Privacy a rischio, sorveglianza in aumento
      di Bernardo Parrella


Dalla Database Nation a una complessa rete di telecamere a Chicago.
Diventeremo una folla davvero nuda?












Meno privacy e più sorveglianza, in cambio di una maggiore sicurezza. E
ancora, meno privacy pur di avere servizi commerciali e condizioni
d'acquisto migliorati. Equiparazioni divenute quasi la norma, soprattutto in
quel mondo angloamericano che fino a poco tempo fa era campione della
riservatezza personale. Ormai non ci stupisce più di nulla: la Database
Nation è una realtà di fatto, come già riportato qui un paio di mesi
addietro. Mentre, a parte una sparuta manciata di attivisti e nostalgici,
tutti paiono accettare la diffusione di telecamere strategicamente
disseminate nelle aree metropolitane. Stavolta tocca a Chicago, il cui
sindaco ha appena annunciato implementazione di un cospicuo network di
sorveglianza che ha come target i luoghi pubblici più frequentati. E non è
che l'ultimo esempio di un trend in rampante ascesa.

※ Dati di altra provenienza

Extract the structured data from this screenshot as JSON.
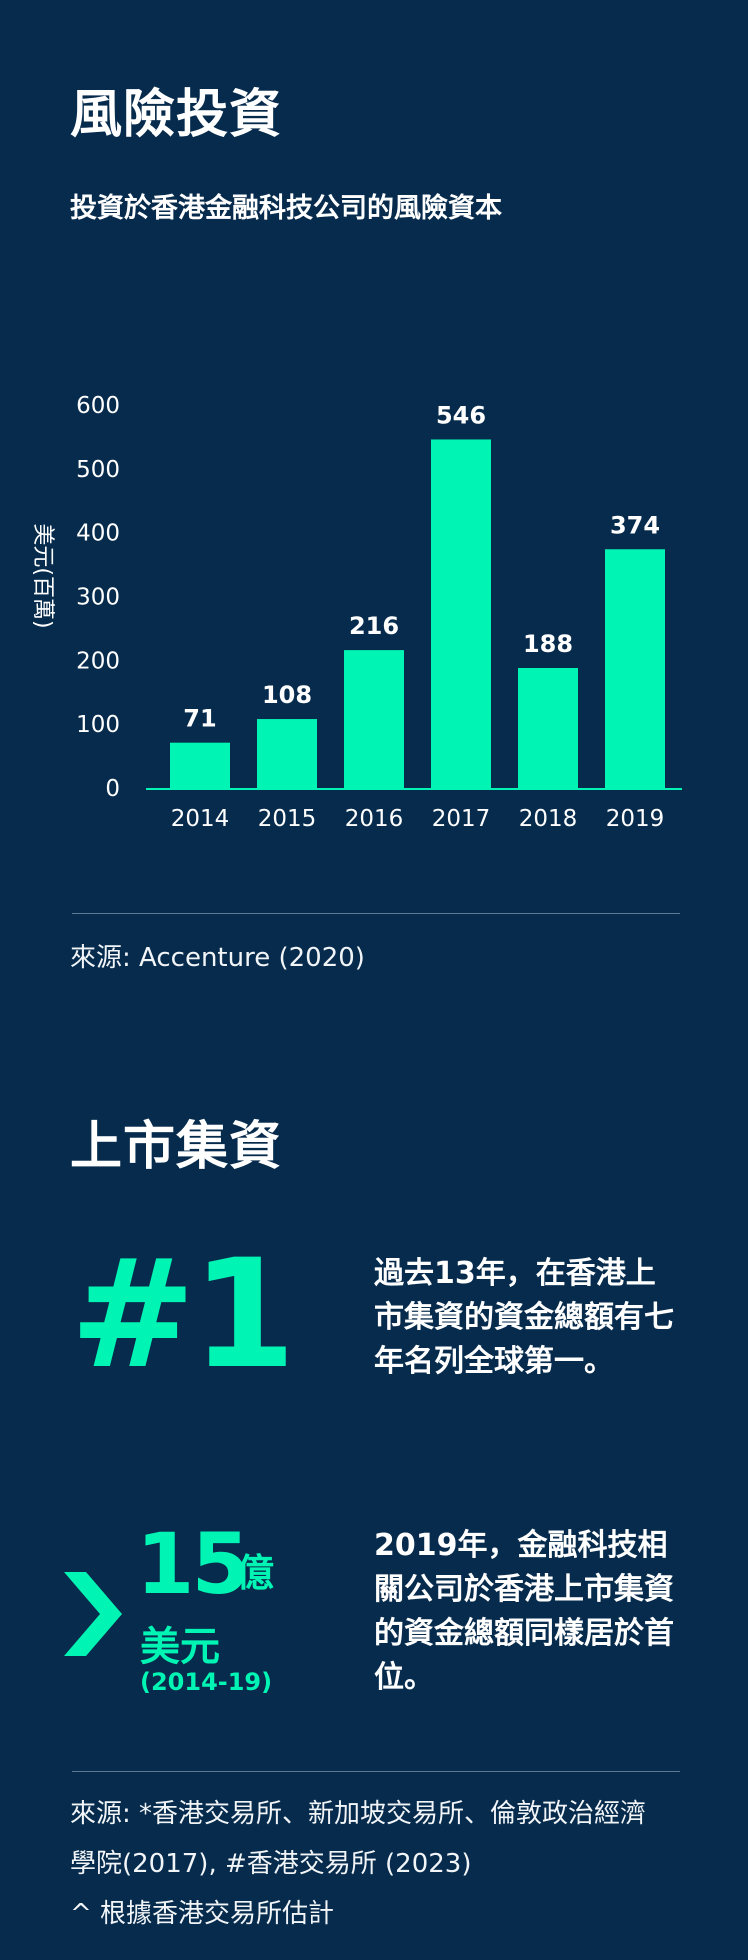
{
  "section1": {
    "title": "風險投資",
    "subtitle": "投資於香港金融科技公司的風險資本",
    "source": "來源: Accenture (2020)"
  },
  "chart_data": {
    "type": "bar",
    "categories": [
      "2014",
      "2015",
      "2016",
      "2017",
      "2018",
      "2019"
    ],
    "values": [
      71,
      108,
      216,
      546,
      188,
      374
    ],
    "ylabel": "美元(百萬)",
    "yticks": [
      0,
      100,
      200,
      300,
      400,
      500,
      600
    ],
    "ylim": [
      0,
      600
    ],
    "grid": false,
    "bar_color": "#00f5b4",
    "axis_color": "#00f5b4"
  },
  "section2": {
    "title": "上市集資",
    "stat1": {
      "big": "#1",
      "text": "過去13年，在香港上市集資的資金總額有七年名列全球第一。"
    },
    "stat2": {
      "arrow_icon": "chevron-right-icon",
      "amount": "15",
      "unit": "億",
      "currency": "美元",
      "period": "(2014-19)",
      "text": "2019年，金融科技相關公司於香港上市集資的資金總額同樣居於首位。"
    },
    "source_line1": "來源: *香港交易所、新加坡交易所、倫敦政治經濟",
    "source_line2": "學院(2017), #香港交易所 (2023)",
    "source_line3": "^ 根據香港交易所估計"
  },
  "colors": {
    "background": "#062b4c",
    "accent": "#00f5b4",
    "text": "#ffffff"
  }
}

Il progetto prevede l'installazione, entro la primavera 2006, di 2.000
telecamerine collegate a una rete che gira su un apposito software in grado
di allertare prontamente le autorità in caso di attività sospette o
situazioni d'emergenza. I responsabili cittadini si sono rifatti all'analoga
iniziativa da tempo attivata tra hotel e casinò di Las Vegas. Anche l'area
di Baltimora sta studiando qualcosa di simile, mentre svariate città USA vi
ricorrono in occasione di grandi eventi che richiamano grandi folli in
parchi e strade cittadine. Senza dimenticare il vasto network di
sorveglianza da tempo operante a Londra: alcune stime riportano che il
londinese medio viene controllato da 300 telecamere al giorno. Una serie di
premesse che consentono al sindaco di Chicago di affermare: "Le telecamere
sono l'equivalente di centinaia di paia di occhi. È la cosa più vicina ad
avere poliziotti che stazionano ad ogni possibile angolo pericoloso."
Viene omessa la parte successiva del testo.